A refusal by an employee to perform telework is not a valid reason for termination of the employment contract by the employer (see France: Termination of employment > General).
Any accident that a teleworker suffers at the place where they perform telework while they are performing such work is presumed to be an occupational accident (see France: Health and safety > Compensation for injury or illness).
Right to disconnect
From 1 January 2017, employees have, in principle, a statutory "right to disconnect". This right is not precisely defined in the relevant legislation, but implies an entitlement for employees to cease contact with work through computer-based technology outside working hours, for example by not reading or responding to work-related emails, or by switching off work smartphones. The means of implementing this right are largely left to negotiation and consultation at the level of individual employers, rather than being stipulated by statute.
In companies where at least one representative trade union has a union section and a union delegate (this is possible only in companies with 50 or more employees) (see France: Industrial relations > Trade unions) the employer must conduct regular collective bargaining (though not necessarily reach a collective agreement) on equality between women and men and the "quality of life" at work (see France: Industrial relations > Collective bargaining). Unless otherwise agreed, the themes covered in the negotiations must include the ways in which employees can exercise their right to disconnect and the implementation by the employer of measures to regulate the use of computer-based technology, with the aim of ensuring the respect of employees' rest and leave periods and their personal and family life.

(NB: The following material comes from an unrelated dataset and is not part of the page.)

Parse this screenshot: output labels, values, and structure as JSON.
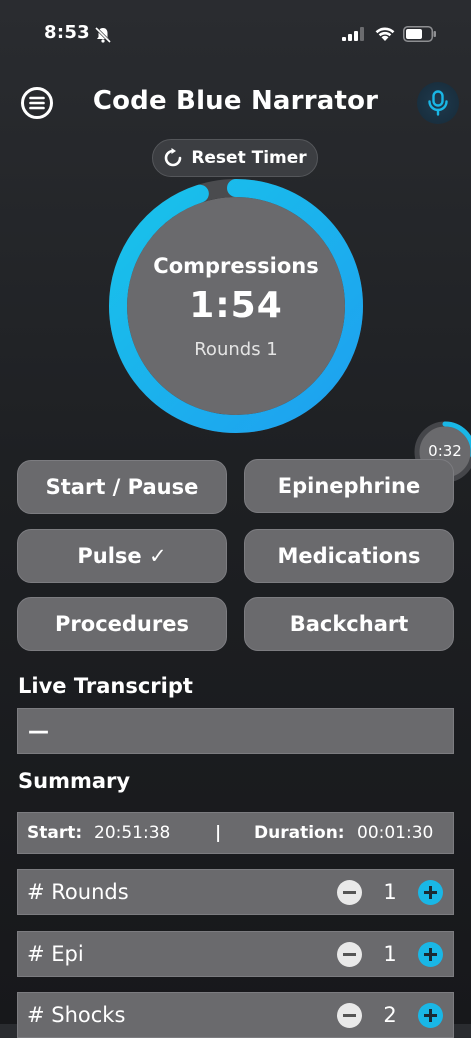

In companies with 50 or more employees, if no collective agreement is reached on the right to disconnect, the employer must draw up a "charter", after consulting employee representatives. This charter must set out the ways in which employees can exercise their right to disconnect, and provide for training and awareness-raising measures for employees and managers on the "reasonable" use of computer-based technology.

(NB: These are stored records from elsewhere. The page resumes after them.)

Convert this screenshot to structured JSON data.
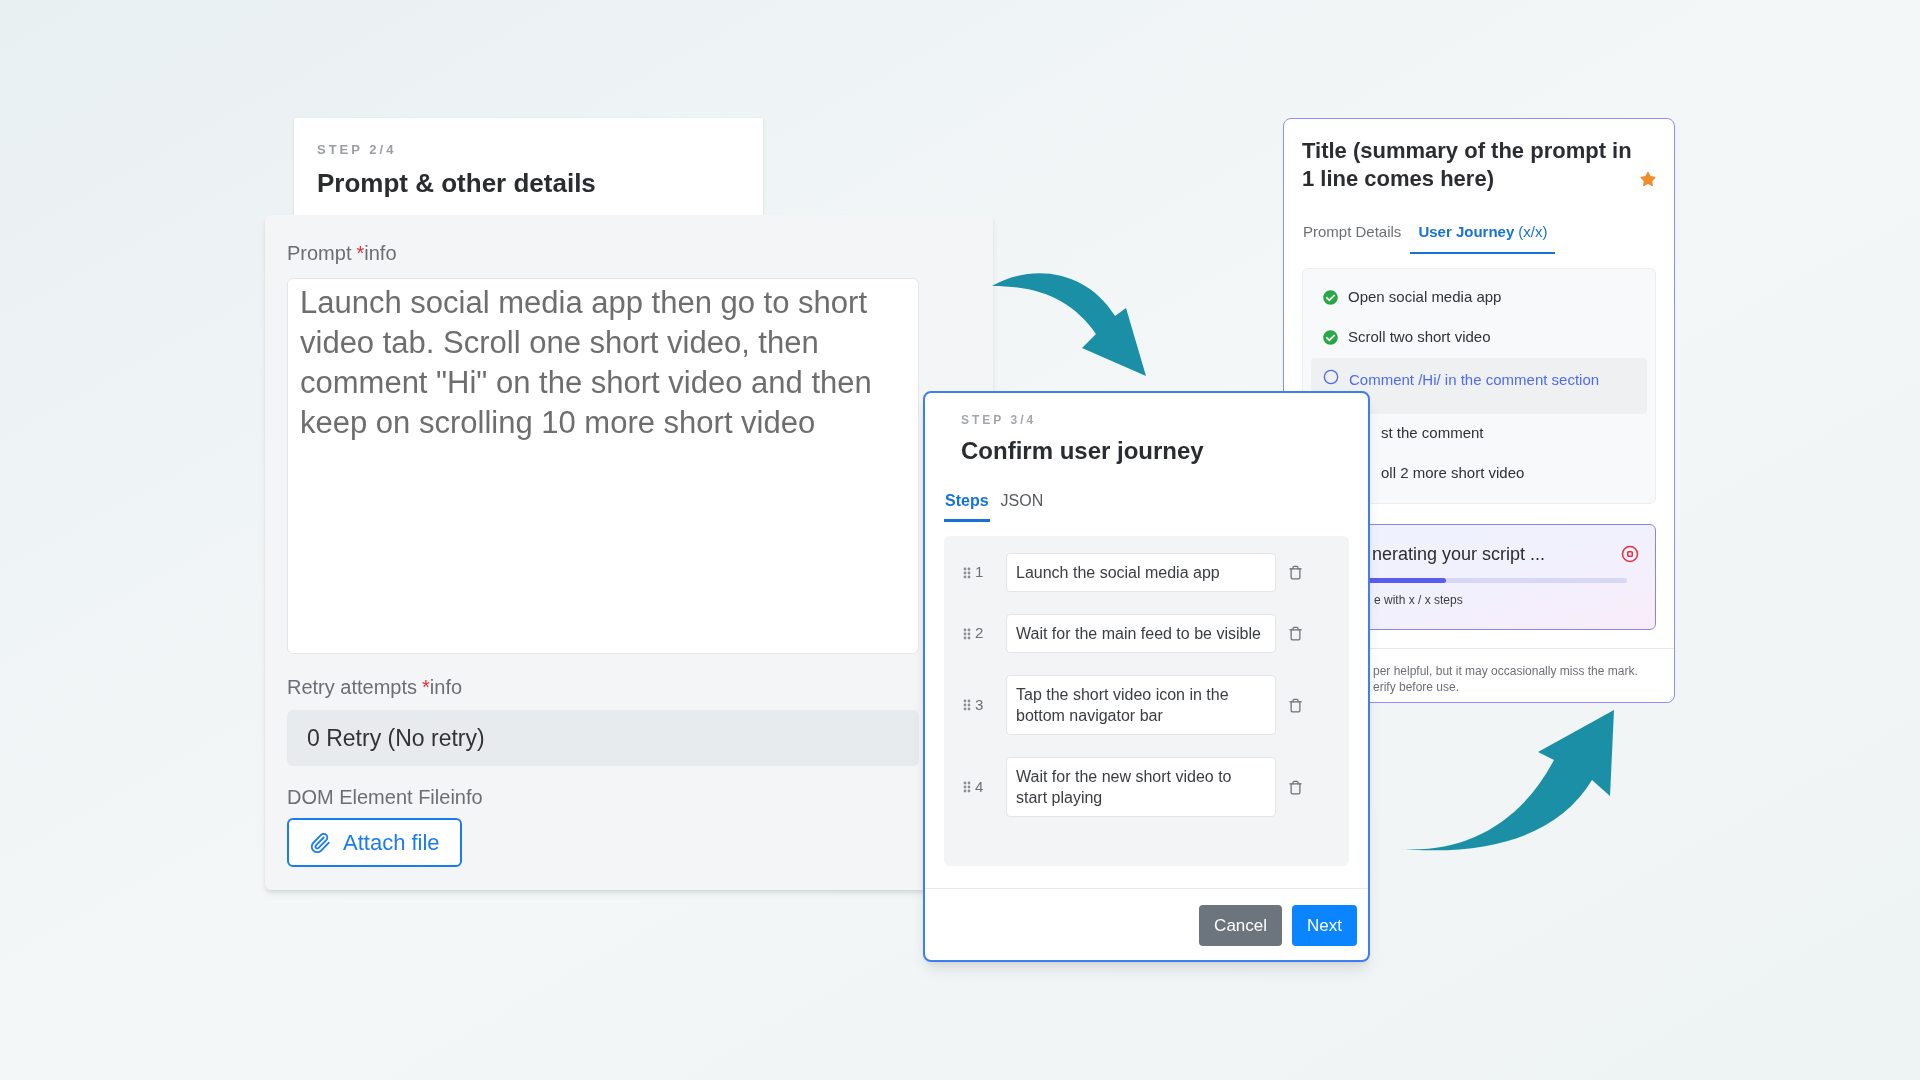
{
  "step_header": {
    "step": "STEP 2/4",
    "title": "Prompt & other details"
  },
  "prompt_form": {
    "fields": [
      {
        "kind": "textarea",
        "label": "Prompt",
        "mark": "*",
        "hint": "info",
        "value": "Launch social media app then go to short video tab. Scroll one short video, then comment \"Hi\" on the short video and then keep on scrolling 10 more short video"
      },
      {
        "kind": "select",
        "label": "Retry attempts",
        "mark": "*",
        "hint": "info",
        "value": "0 Retry (No retry)"
      },
      {
        "kind": "file",
        "label": "DOM Element File",
        "hint": "info",
        "button": "Attach file"
      }
    ]
  },
  "confirm_dialog": {
    "step": "STEP 3/4",
    "title": "Confirm user journey",
    "tabs": [
      {
        "label": "Steps",
        "selected": true
      },
      {
        "label": "JSON",
        "selected": false
      }
    ],
    "steps": [
      {
        "number": "1",
        "text": "Launch the social media app"
      },
      {
        "number": "2",
        "text": "Wait for the main feed to be visible"
      },
      {
        "number": "3",
        "text": "Tap the short video icon in the bottom navigator bar"
      },
      {
        "number": "4",
        "text": "Wait for the new short video to start playing"
      }
    ],
    "buttons": [
      {
        "label": "Cancel",
        "kind": "secondary"
      },
      {
        "label": "Next",
        "kind": "primary"
      }
    ]
  },
  "summary_panel": {
    "title": "Title (summary of the prompt in 1 line comes here)",
    "starred": true,
    "tabs": [
      {
        "label": "Prompt Details",
        "selected": false
      },
      {
        "label": "User Journey",
        "count": "(x/x)",
        "selected": true
      }
    ],
    "journey": [
      {
        "text": "Open social media app",
        "done": true,
        "selected": false
      },
      {
        "text": "Scroll two short video",
        "done": true,
        "selected": false
      },
      {
        "text": "Comment /Hi/ in the comment section",
        "done": false,
        "selected": true
      },
      {
        "text": "st the comment"
      },
      {
        "text": "oll 2 more short video"
      }
    ],
    "progress": {
      "title": "nerating your script ...",
      "level": 0.37,
      "caption": "e with x / x steps"
    },
    "disclaimer_lines": [
      "per helpful, but it may occasionally miss the mark.",
      "erify before use."
    ]
  }
}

The main provisions of the Labour Code relating to the issues covered in this section are:
- hours of work - Part III, Book I, Title II;
- rest breaks/periods and Sunday work - Part III, Book I, Title III;
- holidays and holiday pay - Part III, Book I, Titles III and IV;
- maternity and pregnancy rights, parental leave and carer's leave - Part I, Book II, Title II;
- other leave - Part III, Book I, Title IV and Part I, Book II, Title II;
- part-time workers - Part III, Book I, Title II;
- fixed-term workers - Part I, Book II, Title IV;
- posted workers - Part I, Book II, Title VI;
- transfers of undertakings - Part I, Book II, Title II;
- insolvency of employer - Part III, Book II, Title V;
- grievance and disciplinary procedures - Part I, Book I, Title II; Part I, Book III, Title III; Part II, Book II, Title VIII; and Part II, Book III, Title I;
- bullying, harassment and violence - Part I, Book I, Title V and the decree of 23 July 2010 (giving legal force to a national cross-industry collective agreement on harassment and violence at work);
- telework - Part I, Book II, Title II; and
- right to disconnect - Part II, Book II, Title IV.
Matters such as maternity, paternity and adoption benefits are governed by the Social Security Code. The main item of legislation relating to data protection is the EU General Data Protection Regulation (2016/679 EU) and the law of 6 January 1978, as amended by the law of 6 August 2004.